Ela morreu. Uma mulher mais jovem do que eu. Bailarina que dançava na sala do seu apartamento em prédio dos Jardins, ladeado por palmeiras, toda vez que lançava um livro. Em duas ocasiões abriu um vinho do porto pra mim. Sabia de tudo, dos escondidos da vida, da simplicidade da morte, esta que talvez tenha visitado de passagem e onde desaparecemos um pouco todos os dias. Dessas viagens voltava com um riso, não gargalhada, os olhos sapecas, franzidos.

Lygia Fagundes Telles, afastada agora definitivamente de nós, aos 98 anos, morava em um lugar próximo, ainda que distante. Foi a paraninfa da minha turma de Escola de Comunicações e Artes, lá nos anos 1980, e deu seu banho sem abrir mão da atitude protocolar. Bonita, gozadora, presente. Alguém para quem os ouvidos abertos na direção de Olavo Bilac não impedia sua entrega a Roberto Piva. Olhos, mãos, cabelos, tudo como a razão de uma expressão. Lembro-me sempre dela até porque moro no mesmo prédio onde residiu seu filho.

Ela fumava razoavelmente durante as conversas jornalísticas e eu, que não suporto bem o cheiro de cigarro, nem sentia nada, submetida a uma espécie de básica hipnose. Nem sei, juro, como isso podia ser.

Com ela era só sedução. Sabia ser distante, apresentando-se, contudo, cordial. Chegava na gente com sua impessoalidade sorridente, às vezes irritada, também. Fazia da ocasião conosco uma espécie de palco… e recitava. 

Se me telefonasse para agradecer pelo texto “inteligente” que eu fizera sobre ela, cessavam as borboletas no meu estômago. Porque antes disso era viver sem dormir: e se ela não gostasse, gente? E se não gostar? 

Eu a entrevistei muitas vezes. Feliz ou infelizmente mal guardei todos os textos que escrevi. Não presta muito reler o que a gente faz, sob pressão, na imprensa. Mas com Lygia estava tudo certo.
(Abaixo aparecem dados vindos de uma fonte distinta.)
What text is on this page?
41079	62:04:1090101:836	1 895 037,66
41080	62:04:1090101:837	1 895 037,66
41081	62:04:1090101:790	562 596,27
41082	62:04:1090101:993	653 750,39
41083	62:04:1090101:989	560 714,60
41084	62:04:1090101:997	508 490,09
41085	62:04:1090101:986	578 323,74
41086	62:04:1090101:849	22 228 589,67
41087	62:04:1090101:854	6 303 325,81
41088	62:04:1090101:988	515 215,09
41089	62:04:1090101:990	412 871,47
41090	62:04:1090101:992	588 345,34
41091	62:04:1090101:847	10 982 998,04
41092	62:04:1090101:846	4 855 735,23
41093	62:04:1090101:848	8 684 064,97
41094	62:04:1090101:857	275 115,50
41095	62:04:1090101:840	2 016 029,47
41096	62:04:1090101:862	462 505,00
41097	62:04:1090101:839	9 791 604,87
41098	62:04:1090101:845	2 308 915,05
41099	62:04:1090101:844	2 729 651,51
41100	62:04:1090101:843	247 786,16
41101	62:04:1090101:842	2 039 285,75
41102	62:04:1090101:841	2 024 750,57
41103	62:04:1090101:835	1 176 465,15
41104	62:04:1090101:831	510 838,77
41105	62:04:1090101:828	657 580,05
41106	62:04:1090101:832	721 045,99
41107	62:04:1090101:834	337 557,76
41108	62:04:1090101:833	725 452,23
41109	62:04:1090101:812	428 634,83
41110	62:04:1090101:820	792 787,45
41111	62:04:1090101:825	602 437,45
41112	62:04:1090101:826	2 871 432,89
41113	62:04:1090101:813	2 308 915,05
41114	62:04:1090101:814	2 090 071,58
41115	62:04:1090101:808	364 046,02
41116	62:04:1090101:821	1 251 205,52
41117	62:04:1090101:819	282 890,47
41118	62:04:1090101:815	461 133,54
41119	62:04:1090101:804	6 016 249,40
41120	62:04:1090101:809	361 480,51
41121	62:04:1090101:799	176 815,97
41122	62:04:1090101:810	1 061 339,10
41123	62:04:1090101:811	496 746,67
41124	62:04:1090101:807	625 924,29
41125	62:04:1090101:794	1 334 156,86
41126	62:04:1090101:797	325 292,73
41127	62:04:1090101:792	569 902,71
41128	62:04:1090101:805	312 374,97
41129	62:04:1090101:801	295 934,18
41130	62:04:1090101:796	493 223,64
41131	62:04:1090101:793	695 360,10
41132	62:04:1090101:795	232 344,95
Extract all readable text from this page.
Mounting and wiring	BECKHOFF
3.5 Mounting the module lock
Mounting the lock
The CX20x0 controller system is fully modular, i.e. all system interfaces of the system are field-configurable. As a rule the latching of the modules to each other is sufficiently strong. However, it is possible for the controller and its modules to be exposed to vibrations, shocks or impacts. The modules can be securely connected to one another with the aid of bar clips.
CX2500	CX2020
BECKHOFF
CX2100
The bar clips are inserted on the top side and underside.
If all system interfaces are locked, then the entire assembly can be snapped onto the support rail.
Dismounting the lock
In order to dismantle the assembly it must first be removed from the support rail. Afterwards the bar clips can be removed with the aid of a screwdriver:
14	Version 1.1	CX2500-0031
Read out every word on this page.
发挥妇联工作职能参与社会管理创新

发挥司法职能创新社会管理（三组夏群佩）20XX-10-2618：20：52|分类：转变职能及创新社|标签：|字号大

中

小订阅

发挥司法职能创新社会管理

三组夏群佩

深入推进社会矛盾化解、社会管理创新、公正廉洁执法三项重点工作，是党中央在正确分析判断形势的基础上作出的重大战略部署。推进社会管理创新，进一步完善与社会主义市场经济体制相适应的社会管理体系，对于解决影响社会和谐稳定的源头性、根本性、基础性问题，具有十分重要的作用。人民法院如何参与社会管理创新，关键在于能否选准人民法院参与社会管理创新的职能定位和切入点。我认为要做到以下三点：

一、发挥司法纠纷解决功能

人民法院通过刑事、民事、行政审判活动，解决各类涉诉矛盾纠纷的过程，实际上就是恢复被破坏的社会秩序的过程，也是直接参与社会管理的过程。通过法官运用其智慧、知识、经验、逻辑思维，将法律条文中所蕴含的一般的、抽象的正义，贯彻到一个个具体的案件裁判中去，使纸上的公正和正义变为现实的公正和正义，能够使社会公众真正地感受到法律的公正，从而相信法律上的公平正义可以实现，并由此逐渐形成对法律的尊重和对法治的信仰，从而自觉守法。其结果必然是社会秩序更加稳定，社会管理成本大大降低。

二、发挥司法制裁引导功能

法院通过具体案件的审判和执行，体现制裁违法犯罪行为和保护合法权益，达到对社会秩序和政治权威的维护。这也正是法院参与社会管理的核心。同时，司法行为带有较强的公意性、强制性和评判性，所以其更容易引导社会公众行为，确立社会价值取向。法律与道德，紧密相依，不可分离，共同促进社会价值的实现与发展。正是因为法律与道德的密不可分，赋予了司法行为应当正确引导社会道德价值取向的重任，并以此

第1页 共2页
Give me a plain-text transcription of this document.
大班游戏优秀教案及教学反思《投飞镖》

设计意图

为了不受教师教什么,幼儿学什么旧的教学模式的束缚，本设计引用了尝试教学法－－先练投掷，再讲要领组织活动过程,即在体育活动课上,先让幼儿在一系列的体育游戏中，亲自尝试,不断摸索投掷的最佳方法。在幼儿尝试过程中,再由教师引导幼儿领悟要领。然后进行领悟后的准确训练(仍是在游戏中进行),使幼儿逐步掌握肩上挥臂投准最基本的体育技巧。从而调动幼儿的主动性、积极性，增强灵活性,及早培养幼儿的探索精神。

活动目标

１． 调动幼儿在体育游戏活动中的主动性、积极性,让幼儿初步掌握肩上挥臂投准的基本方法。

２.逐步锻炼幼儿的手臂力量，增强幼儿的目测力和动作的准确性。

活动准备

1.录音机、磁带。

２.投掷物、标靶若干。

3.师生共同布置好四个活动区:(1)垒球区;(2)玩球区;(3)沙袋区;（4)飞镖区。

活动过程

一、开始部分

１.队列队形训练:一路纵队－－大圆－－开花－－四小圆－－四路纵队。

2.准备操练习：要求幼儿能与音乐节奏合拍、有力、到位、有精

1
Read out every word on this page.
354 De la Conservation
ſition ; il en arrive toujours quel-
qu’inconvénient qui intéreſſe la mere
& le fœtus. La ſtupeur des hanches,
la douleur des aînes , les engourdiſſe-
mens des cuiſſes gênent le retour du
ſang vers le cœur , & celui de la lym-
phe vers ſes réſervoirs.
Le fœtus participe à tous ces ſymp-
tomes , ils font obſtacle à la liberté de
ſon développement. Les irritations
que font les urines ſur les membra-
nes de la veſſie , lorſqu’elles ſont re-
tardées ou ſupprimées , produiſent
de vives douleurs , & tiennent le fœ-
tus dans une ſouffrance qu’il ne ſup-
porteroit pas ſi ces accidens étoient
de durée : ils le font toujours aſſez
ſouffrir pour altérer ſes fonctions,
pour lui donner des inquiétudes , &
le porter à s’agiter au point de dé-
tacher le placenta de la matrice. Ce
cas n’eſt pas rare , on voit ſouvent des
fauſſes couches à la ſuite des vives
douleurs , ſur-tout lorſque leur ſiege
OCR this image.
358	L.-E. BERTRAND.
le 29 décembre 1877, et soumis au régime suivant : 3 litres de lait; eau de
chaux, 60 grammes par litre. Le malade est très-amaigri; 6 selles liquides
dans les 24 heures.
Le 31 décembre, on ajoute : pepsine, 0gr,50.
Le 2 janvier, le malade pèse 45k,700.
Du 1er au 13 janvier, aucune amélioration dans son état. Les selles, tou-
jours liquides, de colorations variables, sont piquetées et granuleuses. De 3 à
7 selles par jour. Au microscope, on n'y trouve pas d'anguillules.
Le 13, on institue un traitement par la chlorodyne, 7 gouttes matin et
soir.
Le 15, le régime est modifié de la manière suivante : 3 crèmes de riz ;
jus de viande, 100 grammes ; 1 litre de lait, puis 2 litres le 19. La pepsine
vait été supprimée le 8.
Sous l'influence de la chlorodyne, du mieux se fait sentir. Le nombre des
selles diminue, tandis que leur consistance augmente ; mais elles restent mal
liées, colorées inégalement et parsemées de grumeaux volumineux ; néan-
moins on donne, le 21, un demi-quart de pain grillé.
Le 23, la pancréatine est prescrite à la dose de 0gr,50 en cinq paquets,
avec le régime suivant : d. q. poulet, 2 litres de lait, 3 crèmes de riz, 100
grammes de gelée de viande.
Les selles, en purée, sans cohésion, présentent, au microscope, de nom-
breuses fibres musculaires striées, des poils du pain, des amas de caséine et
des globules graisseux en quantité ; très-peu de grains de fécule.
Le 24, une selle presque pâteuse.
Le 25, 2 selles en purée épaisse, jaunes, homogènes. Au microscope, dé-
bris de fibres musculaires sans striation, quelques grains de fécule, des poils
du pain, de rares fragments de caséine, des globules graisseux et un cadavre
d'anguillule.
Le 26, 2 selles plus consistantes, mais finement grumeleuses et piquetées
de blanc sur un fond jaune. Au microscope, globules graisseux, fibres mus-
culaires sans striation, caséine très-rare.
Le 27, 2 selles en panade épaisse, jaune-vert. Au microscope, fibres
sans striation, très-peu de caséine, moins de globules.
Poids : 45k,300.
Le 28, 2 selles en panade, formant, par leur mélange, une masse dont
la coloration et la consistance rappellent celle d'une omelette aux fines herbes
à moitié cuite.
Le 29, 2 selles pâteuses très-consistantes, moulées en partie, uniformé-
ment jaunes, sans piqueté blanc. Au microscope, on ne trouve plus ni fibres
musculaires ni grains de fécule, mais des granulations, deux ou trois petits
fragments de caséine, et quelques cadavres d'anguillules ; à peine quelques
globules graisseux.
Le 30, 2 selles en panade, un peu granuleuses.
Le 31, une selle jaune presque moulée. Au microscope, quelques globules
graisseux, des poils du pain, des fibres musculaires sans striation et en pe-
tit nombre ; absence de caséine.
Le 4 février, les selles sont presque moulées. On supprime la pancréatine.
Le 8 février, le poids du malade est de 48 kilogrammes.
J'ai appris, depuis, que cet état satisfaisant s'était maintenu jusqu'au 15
Jamais estaríamos nem mesmo próximas a sua altura, e a questão era quase só copiar o anotado, servindo ao leitor.

Fez questão de proclamar a mim o veredito de culpado a O J Simpson, quando o mundo transformara o assassínio por ele cometido em questão racial. Ela não estava nem aí. Caetano Veloso bonito? Como poderia se equiparar a Rodolfo Valentino? Eu ria muito. Até suas paredes falavam. Os quadros que guardava, fotos, desenho de Darcy Penteado, de Carlos Drummond. Um apartamento antigo, móveis de boa madeira. Somente a história interessava como elemento de decoração.

Eu queria ter-lhe dito adeus em algum momento, mas me intimidei. Sua neta me abrira as portas para entrevistas, mas faria o mesmo para minha presença tímida e pessoal? De toda forma, talvez eu não aguentasse. Da última vez que fui entrevistá-la perdi o celular no qual fizera fotos. Ela parecia deprimida, embora encorajada. Vivia pela força da paixão por seu filho, para quem construíra um altar onde estavam a imagem dele ao lado de seu urso de pelúcia de infância… E o próprio urso, velho, encardido, nos sorria de cima daquela cadeira.

Eu nem sei como agradecer a essa mulher por tanto que me deu. Uma vez eu a indiquei para um trabalho, o de falar, sob um bom pagamento, para umas funcionárias de telemarketing que gostavam de escrever. E o que ela lhes disse? Basicamente, que resistissem. “É preciso resistir!” Sem isso não haveria literatura, não haveria Lygia, não haveríamos nós. Mas resistir a quê, não fez questão de explicar. Resistir, entendeu?

Eita que as saudades serão imensas.

Vou publicar algumas coisas que tenho sobre ela pela semana. E até um texto inédito em livro, de sua autoria, que ela me mandou por ocasião da edição de Natal do Caderno de Sábado, do Jornal da Tarde, nos anos 1990.

Viva Lygia! Viva para sempre em nós!